The right plot shows the amount of stations which are empty/full for each hour of the day. There's a pattern here, which can be grouped as follows:
Between midnight (00:00) and 7AM (07:00) stations in the system are more empty or full. Because there are few cycle trips taking place in this part of the day, stations which are either empty or full will remain that way. I'm also assuming the BCycle rebalancing doesn't take place, so stations are effectively left as they are.
Between 8AM (08:00) and midday (12:00), the amount of stations which are empty or full steadily decreases. This could be because commuter trips effectively rebalance the network, and/or BCycle's trucks are manually rebalancing the network.

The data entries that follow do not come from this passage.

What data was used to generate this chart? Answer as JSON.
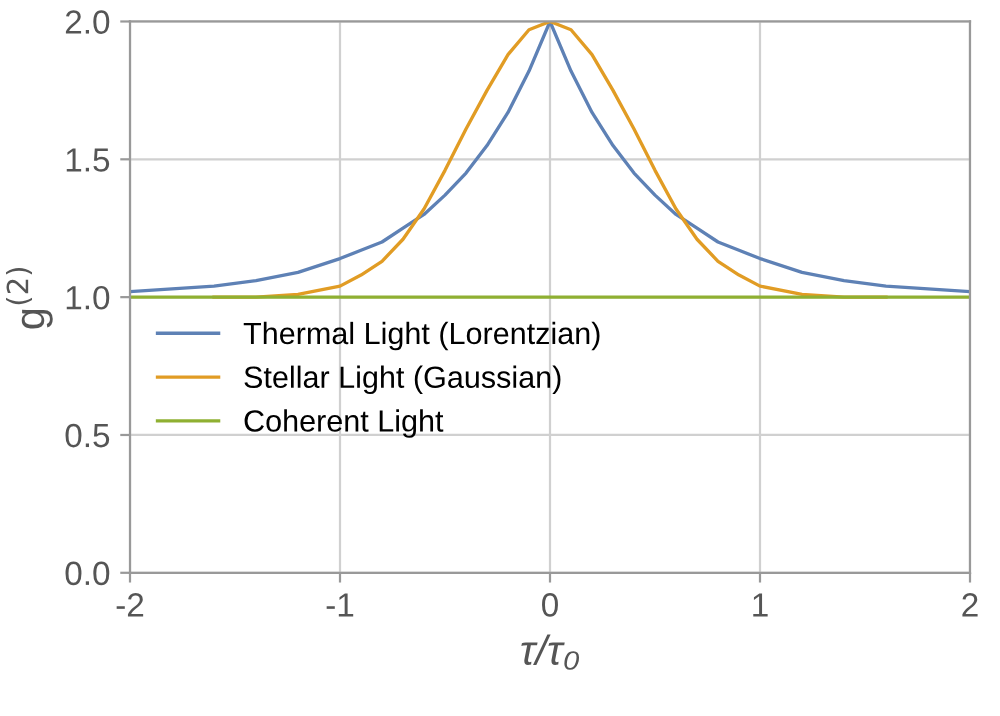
{
  "chart_data": {
    "type": "line",
    "xlabel": "τ/τ₀",
    "ylabel": "g$^{(2)}$",
    "xlim": [
      -2,
      2
    ],
    "ylim": [
      0,
      2
    ],
    "xticks": [
      -2,
      -1,
      0,
      1,
      2
    ],
    "yticks": [
      {
        "value": 0,
        "label": "0.0"
      },
      {
        "value": 0.5,
        "label": "0.5"
      },
      {
        "value": 1,
        "label": "1.0"
      },
      {
        "value": 1.5,
        "label": "1.5"
      },
      {
        "value": 2,
        "label": "2.0"
      }
    ],
    "grid": true,
    "legend": "left",
    "marker": "none",
    "line_style": "solid",
    "x": [
      -2,
      -1.8,
      -1.6,
      -1.4,
      -1.2,
      -1,
      -0.9,
      -0.8,
      -0.7,
      -0.6,
      -0.5,
      -0.4,
      -0.3,
      -0.2,
      -0.1,
      0,
      0.1,
      0.2,
      0.3,
      0.4,
      0.5,
      0.6,
      0.7,
      0.8,
      0.9,
      1,
      1.2,
      1.4,
      1.6,
      1.8,
      2
    ],
    "series": [
      {
        "name": "Thermal Light (Lorentzian)",
        "color": "#5e81b5",
        "values": [
          1.02,
          1.03,
          1.04,
          1.06,
          1.09,
          1.14,
          1.17,
          1.2,
          1.25,
          1.3,
          1.37,
          1.45,
          1.55,
          1.67,
          1.82,
          2,
          1.82,
          1.67,
          1.55,
          1.45,
          1.37,
          1.3,
          1.25,
          1.2,
          1.17,
          1.14,
          1.09,
          1.06,
          1.04,
          1.03,
          1.02
        ]
      },
      {
        "name": "Stellar Light (Gaussian)",
        "color": "#e19c24",
        "values": [
          null,
          null,
          1,
          1,
          1.01,
          1.04,
          1.08,
          1.13,
          1.21,
          1.32,
          1.46,
          1.61,
          1.75,
          1.88,
          1.97,
          2,
          1.97,
          1.88,
          1.75,
          1.61,
          1.46,
          1.32,
          1.21,
          1.13,
          1.08,
          1.04,
          1.01,
          1,
          1,
          null,
          null
        ]
      },
      {
        "name": "Coherent Light",
        "color": "#8fb032",
        "x": [
          -2,
          2
        ],
        "values": [
          1,
          1
        ]
      }
    ]
  }
}
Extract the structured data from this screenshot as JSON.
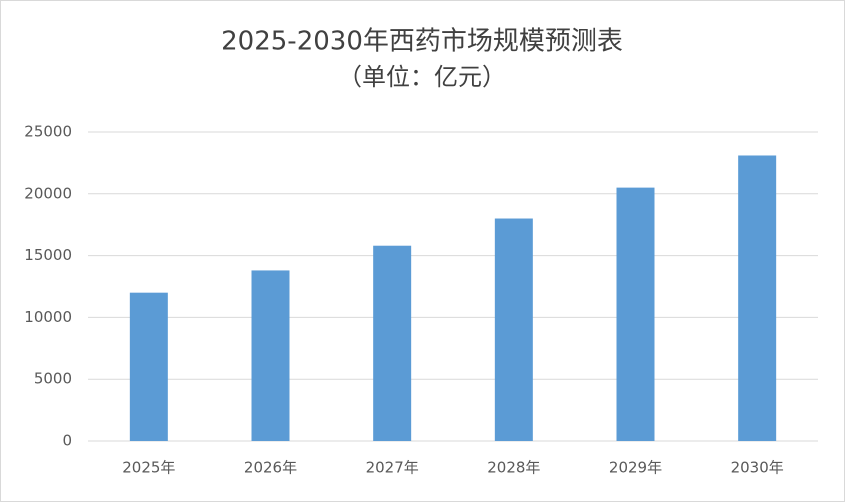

Between midday (12:00) and 5PM (17:00), the amount of stations empty or full remains constant. This is likely due to the BCycle trucks rebalancing stations, or bike trips being "out-and-back" as opposed to point-to-point.
After 5PM (17:00) the amount of empty/full stations gradually increases. During this time, commuters are finishing work and returning home, and the BCycle rebalancing is winding down at the end of the business day.